Gingrich doesn't see Jindal's youth as a problem, though. "You could argue that in fact Jindal's experience in the executive branch and in the legislative branch is greater than Senator Obama's experience. So it strikes me that it's going to be very hard for Obama's campaign to explain that Jindal, as a governor, who has served as an assistant secretary of health and human services, has served as a congressional staffer, has served as a congressman, is not qualified but Senator Obama is qualified."

Gingrich criticized Obama for his support of certain policies and most pointedly for his backing of this week's Supreme Court decision backing the habeus corpus rights of detainees held by the United States in a prison at Guantanamo Bay - a decision he called "worse than Dred Scott.

"He applauded this court decision. This court decision is a disaster, which could cost us a city. And the debate ought to be over whether or not you're prepared to risk losing an American city on behalf of five lawyers - it was a 5-4 decision. Five lawyers had decided that the Supreme Court counts more than the Congress and the president combined in national security.

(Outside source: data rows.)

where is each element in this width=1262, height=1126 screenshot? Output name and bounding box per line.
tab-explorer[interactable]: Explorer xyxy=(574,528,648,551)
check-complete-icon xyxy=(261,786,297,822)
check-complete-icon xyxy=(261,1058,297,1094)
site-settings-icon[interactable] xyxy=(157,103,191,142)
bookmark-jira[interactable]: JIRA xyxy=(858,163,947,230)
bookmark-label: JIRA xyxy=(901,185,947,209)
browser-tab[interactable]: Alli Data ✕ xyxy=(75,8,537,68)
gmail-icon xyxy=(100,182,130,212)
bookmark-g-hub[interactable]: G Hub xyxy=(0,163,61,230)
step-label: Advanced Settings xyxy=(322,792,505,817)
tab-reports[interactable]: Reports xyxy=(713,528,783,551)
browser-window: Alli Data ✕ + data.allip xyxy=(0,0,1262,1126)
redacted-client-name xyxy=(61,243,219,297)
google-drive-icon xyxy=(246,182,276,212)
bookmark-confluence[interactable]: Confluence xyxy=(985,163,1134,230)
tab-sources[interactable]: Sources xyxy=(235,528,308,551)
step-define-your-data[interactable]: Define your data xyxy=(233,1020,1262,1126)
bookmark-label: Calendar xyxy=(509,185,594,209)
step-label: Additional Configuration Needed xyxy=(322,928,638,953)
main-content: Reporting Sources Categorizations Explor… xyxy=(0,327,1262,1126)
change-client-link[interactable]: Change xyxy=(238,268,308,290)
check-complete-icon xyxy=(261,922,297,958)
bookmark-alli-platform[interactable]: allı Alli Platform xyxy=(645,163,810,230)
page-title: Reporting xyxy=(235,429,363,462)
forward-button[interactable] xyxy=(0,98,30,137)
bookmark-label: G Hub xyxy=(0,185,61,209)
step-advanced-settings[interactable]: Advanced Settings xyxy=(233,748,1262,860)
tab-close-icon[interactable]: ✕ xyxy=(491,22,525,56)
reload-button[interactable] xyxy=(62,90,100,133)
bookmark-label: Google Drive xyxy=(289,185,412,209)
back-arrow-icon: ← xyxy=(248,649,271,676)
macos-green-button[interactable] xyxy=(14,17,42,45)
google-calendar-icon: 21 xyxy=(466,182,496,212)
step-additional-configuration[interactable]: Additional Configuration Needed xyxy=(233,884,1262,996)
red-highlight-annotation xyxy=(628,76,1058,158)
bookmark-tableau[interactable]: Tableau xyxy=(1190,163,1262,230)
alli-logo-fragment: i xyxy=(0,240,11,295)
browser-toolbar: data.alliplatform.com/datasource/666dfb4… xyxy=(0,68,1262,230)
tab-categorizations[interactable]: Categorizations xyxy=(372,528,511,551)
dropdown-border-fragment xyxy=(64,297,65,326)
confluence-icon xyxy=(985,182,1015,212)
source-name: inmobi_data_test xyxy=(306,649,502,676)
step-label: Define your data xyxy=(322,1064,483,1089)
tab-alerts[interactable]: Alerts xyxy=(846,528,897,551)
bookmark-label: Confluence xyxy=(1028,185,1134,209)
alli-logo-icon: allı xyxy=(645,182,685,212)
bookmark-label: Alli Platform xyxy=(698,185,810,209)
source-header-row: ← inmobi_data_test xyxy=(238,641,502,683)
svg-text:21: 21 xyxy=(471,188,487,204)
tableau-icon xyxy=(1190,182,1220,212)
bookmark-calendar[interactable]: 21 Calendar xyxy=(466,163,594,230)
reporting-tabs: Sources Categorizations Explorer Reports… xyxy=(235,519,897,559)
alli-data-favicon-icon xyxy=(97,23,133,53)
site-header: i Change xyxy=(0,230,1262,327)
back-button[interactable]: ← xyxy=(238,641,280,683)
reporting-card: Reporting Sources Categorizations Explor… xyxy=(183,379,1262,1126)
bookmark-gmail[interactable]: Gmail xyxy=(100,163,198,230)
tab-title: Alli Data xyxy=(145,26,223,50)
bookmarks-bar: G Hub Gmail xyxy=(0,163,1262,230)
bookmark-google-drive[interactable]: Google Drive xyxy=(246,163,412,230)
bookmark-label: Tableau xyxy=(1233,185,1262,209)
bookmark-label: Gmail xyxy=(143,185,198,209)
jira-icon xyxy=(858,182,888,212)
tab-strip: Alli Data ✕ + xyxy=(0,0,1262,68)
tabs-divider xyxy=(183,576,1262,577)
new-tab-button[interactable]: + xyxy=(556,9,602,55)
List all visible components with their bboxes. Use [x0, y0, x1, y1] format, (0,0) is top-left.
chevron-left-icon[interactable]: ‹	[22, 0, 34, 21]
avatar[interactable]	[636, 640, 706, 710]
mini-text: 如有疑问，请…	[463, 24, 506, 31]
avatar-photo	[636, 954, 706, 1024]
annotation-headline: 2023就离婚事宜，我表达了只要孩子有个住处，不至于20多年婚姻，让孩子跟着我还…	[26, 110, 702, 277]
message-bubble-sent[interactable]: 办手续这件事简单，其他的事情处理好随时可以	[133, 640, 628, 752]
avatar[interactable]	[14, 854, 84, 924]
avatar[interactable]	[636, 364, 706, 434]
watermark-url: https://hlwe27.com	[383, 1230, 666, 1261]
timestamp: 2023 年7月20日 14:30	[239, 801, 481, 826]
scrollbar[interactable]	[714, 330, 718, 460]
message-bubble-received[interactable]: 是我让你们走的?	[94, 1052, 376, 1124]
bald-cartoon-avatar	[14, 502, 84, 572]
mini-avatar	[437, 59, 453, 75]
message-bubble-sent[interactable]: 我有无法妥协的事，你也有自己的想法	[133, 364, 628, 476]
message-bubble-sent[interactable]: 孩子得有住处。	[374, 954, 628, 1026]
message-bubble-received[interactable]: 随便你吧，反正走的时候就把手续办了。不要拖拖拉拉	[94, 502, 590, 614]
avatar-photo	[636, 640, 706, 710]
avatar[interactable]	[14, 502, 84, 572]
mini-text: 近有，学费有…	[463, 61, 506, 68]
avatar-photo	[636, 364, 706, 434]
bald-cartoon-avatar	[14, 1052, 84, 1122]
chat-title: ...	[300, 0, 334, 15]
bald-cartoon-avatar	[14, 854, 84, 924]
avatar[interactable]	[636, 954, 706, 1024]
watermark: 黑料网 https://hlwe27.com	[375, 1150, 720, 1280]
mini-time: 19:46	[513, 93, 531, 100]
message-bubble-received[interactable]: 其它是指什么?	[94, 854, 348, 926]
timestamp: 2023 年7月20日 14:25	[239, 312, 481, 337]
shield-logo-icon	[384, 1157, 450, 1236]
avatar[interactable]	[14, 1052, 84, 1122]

"That ought to be a principled argument between McCain and Obama, about whether or not you're prepared to allow any random nut-case district judge, who has no knowledge of national security, to set the rules for terrorists."

(CBS)
Jindal, who also appeared on the program (left), also said that policies, rather than race or even age, would be the determining factors for voters.

"I think that [race] will be a topic that will be speculated and talked and written about quite a bit," he told host Chip Reid. "But people try to make my family's background an issue in my election. The reality is, that's not what voters care about. Let's give the American voters more credit. They're worried about rising energy prices. They're worried about overseas threats. They're worried about the cost of health care. They're worried about the economy, the jump in the unemployment rate.

"A candidate's background, it's interesting; it may make you take a second look, but you really are looking for who's the most qualified, whose values, whose opinions, whose policies you agree with."